Medicare Advantage plans, commonly referred to as Part C or MA plans, are carried by insurers who have contracts with Medicare to manage and expand on Original Medicare benefits. Medicare Advantage plans must adhere to specific rules set by Medicare, but they also have the ability to make coverage determinations independently when it comes to benefits that are not a part of Original Medicare.
Common Reasons for Denial of Coverage
As with Original Medicare Part A and Part B, the medical necessity of a service can often impact coverage determinations with a Medicare Advantage plan. Cosmetic or elective procedures may be denied coverage since the procedure is not life saving or treating a specific illness.
Coverage denials can also occur when a recipient is treated by a provider that is not included in their MA plan’s network. Plan networks can change throughout the year and carriers are obligated to notify their enrollees of these changes, but enrollees may still be unaware that a provider who was previously part of their MA plan’s network may no longer be included in that network on their next scheduled appointment.
Insurers can also change their coverage area or leave a coverages area entirely, which can leave recipients vulnerable to gaps in coverage if they wait too long to switch to a new plan. Coverage denials may occur during this gap if the former plan is no longer obligated to cover the recipient once the transition period is over.
Part C plan providers can also deny coverage for services if their monthly premium is not met. Medicare Advantage plans usually allow a certain grace period for late premium payments, so coverage denials are only likely to occur if the nonpayment extends beyond this window of time.
Recipients who develop End-Stage Renal Disease (ESRD) may be referred to a Medicare Advantage Special Needs Plan due to the increase in the costs of their care. Medicare Advantage plans that are not designed to meet the special needs of these recipients may be allowed to deny enrollment.
Some types of treatment may be denied if less invasive or expensive treatments have not yet been tried. This is common with Original Medicare benefits, not just Medicare Advantage plans. Your doctor can help you determine if the treatment you need is necessary or if you are likely to respond to more conventional treatment options first.
What to Do if You’ve Been Denied Coverage
An appeal process is available to recipients who have been denied coverage by their Medicare Advantage plan. This process typically includes a few different steps and requires appropriate documentation to show why the recipient needs the care they’ve been denied and any alternatives they’ve tried. Close communication with your physician or health care team can help you prepare the proof you need that the treatment or medication is necessary.
When a Medicare Advantage plan’s network cannot offer care through an in-network provider, an appeal can help you receive coverage for treatment from an out-of-network provider. In order to protect yourself from possible out-of-pocket expenses, be sure to follow your plan’s procedures for seeing an out-of-network provider before going to the appointment. Failure to follow the required steps may result in a valid denial of coverage even when there are no in-network providers in your area.
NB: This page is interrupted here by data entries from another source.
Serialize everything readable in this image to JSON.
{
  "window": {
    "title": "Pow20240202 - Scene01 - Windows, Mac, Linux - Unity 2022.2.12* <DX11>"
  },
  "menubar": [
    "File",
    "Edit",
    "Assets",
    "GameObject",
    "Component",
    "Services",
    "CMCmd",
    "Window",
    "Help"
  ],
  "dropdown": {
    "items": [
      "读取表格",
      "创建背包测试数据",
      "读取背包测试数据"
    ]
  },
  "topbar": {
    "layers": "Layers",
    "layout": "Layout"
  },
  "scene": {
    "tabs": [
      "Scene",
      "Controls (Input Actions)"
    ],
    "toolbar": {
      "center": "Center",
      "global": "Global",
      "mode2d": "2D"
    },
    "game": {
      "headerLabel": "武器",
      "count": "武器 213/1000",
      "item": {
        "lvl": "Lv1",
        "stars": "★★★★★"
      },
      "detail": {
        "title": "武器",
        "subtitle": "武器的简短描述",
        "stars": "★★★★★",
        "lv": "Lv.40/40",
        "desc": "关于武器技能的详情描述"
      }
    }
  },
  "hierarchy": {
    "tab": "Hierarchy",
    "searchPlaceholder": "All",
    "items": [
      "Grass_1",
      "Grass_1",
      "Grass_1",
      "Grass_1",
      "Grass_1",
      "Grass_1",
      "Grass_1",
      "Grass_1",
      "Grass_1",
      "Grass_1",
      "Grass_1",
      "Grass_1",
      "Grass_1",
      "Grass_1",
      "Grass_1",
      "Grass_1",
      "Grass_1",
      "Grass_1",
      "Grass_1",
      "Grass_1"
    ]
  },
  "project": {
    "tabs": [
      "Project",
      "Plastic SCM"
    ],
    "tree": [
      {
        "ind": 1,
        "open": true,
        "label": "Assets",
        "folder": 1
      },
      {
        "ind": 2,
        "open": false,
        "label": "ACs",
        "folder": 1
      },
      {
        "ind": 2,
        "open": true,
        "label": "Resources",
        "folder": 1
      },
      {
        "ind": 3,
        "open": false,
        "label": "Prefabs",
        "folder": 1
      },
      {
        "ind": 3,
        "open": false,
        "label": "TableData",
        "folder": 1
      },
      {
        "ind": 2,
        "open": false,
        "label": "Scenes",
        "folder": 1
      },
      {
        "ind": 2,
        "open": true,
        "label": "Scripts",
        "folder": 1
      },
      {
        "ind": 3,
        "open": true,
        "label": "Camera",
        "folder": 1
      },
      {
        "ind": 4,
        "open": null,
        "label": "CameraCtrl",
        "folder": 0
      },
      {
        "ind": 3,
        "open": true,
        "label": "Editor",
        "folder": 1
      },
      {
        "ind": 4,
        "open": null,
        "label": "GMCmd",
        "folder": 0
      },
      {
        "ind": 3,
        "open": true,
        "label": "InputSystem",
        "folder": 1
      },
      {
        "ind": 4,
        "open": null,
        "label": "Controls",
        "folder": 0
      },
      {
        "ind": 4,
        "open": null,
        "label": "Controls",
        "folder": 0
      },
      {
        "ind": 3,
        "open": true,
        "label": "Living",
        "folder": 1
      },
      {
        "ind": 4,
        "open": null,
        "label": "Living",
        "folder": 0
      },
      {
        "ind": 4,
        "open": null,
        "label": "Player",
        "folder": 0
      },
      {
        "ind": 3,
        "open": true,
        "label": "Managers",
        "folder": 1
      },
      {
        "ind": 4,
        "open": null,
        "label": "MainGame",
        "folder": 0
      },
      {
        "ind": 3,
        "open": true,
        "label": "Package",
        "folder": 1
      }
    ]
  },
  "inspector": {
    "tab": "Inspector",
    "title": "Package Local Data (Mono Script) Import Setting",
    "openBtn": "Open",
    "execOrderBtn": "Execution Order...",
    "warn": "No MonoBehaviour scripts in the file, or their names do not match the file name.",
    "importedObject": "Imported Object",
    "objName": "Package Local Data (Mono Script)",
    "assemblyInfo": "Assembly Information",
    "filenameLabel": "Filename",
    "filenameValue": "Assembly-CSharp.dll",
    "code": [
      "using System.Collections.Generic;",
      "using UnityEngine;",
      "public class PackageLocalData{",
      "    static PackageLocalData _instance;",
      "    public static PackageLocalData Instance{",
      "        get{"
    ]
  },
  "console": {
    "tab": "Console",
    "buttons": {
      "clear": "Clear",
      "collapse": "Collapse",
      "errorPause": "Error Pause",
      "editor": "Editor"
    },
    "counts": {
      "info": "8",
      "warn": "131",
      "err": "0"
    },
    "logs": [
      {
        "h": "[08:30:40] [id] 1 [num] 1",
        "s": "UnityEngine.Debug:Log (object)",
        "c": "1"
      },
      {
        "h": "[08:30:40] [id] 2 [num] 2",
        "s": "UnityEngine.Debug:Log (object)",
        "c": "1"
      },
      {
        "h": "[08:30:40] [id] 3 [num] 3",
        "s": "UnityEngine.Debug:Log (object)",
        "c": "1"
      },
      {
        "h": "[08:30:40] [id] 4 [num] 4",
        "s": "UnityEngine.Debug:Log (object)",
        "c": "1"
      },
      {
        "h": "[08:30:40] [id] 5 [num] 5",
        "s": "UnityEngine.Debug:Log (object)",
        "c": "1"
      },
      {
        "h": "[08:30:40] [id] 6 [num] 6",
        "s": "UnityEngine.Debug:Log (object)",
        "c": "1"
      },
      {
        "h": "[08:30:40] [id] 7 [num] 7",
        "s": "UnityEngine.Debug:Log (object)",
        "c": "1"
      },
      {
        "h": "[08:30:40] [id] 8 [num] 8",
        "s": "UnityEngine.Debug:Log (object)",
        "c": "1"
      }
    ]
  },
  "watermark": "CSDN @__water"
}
If you need a medication that is not on your Part C provider’s prescription drug formulary and your doctor determines you cannot substitute it with a generic medication or another type of medication, an appeal may be able to unlock coverage for that medication. You may still have cost-sharing obligations like a copayment or coinsurance as you would with other medications.
Medicare Advantage plans must provide detailed justifications for any denial of coverage. If you feel your plan is not meeting its legal obligations for your care, you can contact a Medicare agency representative for more information about reporting your issues with your Medicare Advantage provider.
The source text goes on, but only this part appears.